The softening of her smile was an acknowledgment that they were moving toward the truth. ‘Terms. You give me the fifty million and you walk away, and you hope the Night Road never finds you. Mouser might flay you alive if he gets his hands on you, and he might not be the worst of it.’ She gestured at the photos of Mouser, Snow and Sweet Bird. ‘They’re insane but functional. I’m sure they could take a very memorable vengeance against you.’

‘Two of the three are dead,’ he said. ‘I’m not exactly scared of them the way I was.’

‘I’d kill Mouser if I were you. He won’t give up.’

‘So I give you the money and I get nothing.’ No way she would let him live. She had nothing to gain from it.

‘I’ll offer the same deal I gave Eric. I promised I could buy a new life for him and Aubrey. You keep a quarter-million. You vanish. I’ll help you set up in a nice backwater.’

‘You’re just as bad as the Night Road. You completely screwed up my life, you bitch. For what? So you can have what you want, and everyone else be damned, and you don’t give a shit about innocent people.’

‘You make me sound so bad, Luke. Honestly. It’s a day’s work. We’re keeping cash away from terrorists, after all. I’m much less nasty than the Night Road. Now. The file, please. I have the encryption key on the computer in the other room.’

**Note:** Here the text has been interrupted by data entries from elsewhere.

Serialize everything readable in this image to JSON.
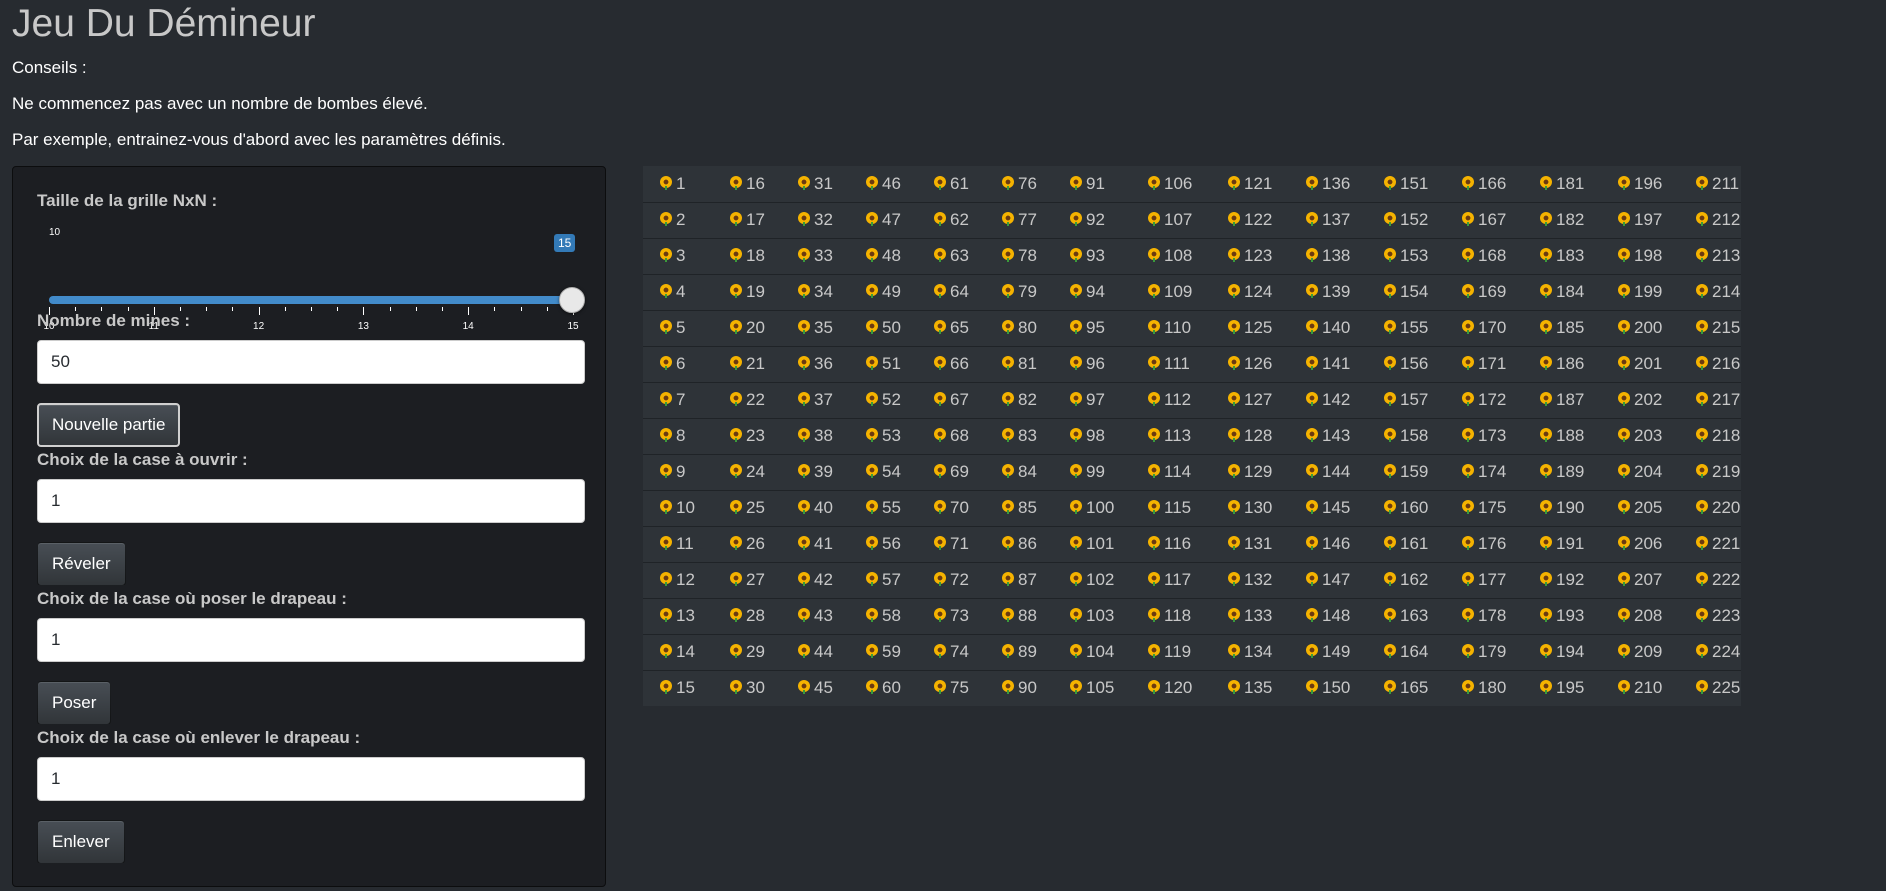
{
  "title": "Jeu Du Démineur",
  "tips": [
    "Conseils :",
    "Ne commencez pas avec un nombre de bombes élevé.",
    "Par exemple, entrainez-vous d'abord avec les paramètres définis."
  ],
  "sidebar": {
    "grid_size": {
      "label": "Taille de la grille NxN :",
      "min_label": "10",
      "value": "15",
      "tick_labels": [
        "10",
        "11",
        "12",
        "13",
        "14",
        "15"
      ]
    },
    "mines": {
      "label": "Nombre de mines :",
      "value": "50"
    },
    "new_game_label": "Nouvelle partie",
    "reveal": {
      "label": "Choix de la case à ouvrir :",
      "value": "1",
      "button": "Réveler"
    },
    "place_flag": {
      "label": "Choix de la case où poser le drapeau :",
      "value": "1",
      "button": "Poser"
    },
    "remove_flag": {
      "label": "Choix de la case où enlever le drapeau :",
      "value": "1",
      "button": "Enlever"
    }
  },
  "board": {
    "size": 15,
    "cell_icon": "sunflower-icon"
  },
  "colors": {
    "background": "#272b30",
    "panel": "#1c1e22",
    "slider": "#428bca",
    "board": "#2e3338"
  }
}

He stepped into the corridor. He would only get this one chance. She stepped away from the window, the pistol focused on him.

Finally a parking spot directly in front of the building opened up. An elderly man eased his Peugeot out of a slot and, talking to himself, drove down the rue de l’Abbe-Gregoire.

The martyr parked with care; one had to be a good parallel parker to survive in Paris, and he was. He did not weep but he thought of his father, dead two years from a cancer, his mother, who would not understand. The sky was milky with rain. He wondered if there would be cool rain in paradise; he could not remember if weather was mentioned. It felt like someone else was operating his muscles, as though they moved of a different accord than his own brain and heart. He wished for his mother’s touch, he wished he had not seen the girls in the art shop, he wished he had finished school, but none of that would matter. He was being weak. The glory that awaited would surpass all. Wouldn’t it?

The martyr lifted a device that had once been a game controller. Wires led to the gateway to paradise. He was afraid. A tiny voice inside him screamed do not do this.

He silenced the voice with a heaving sigh and pressed the button to the game controller.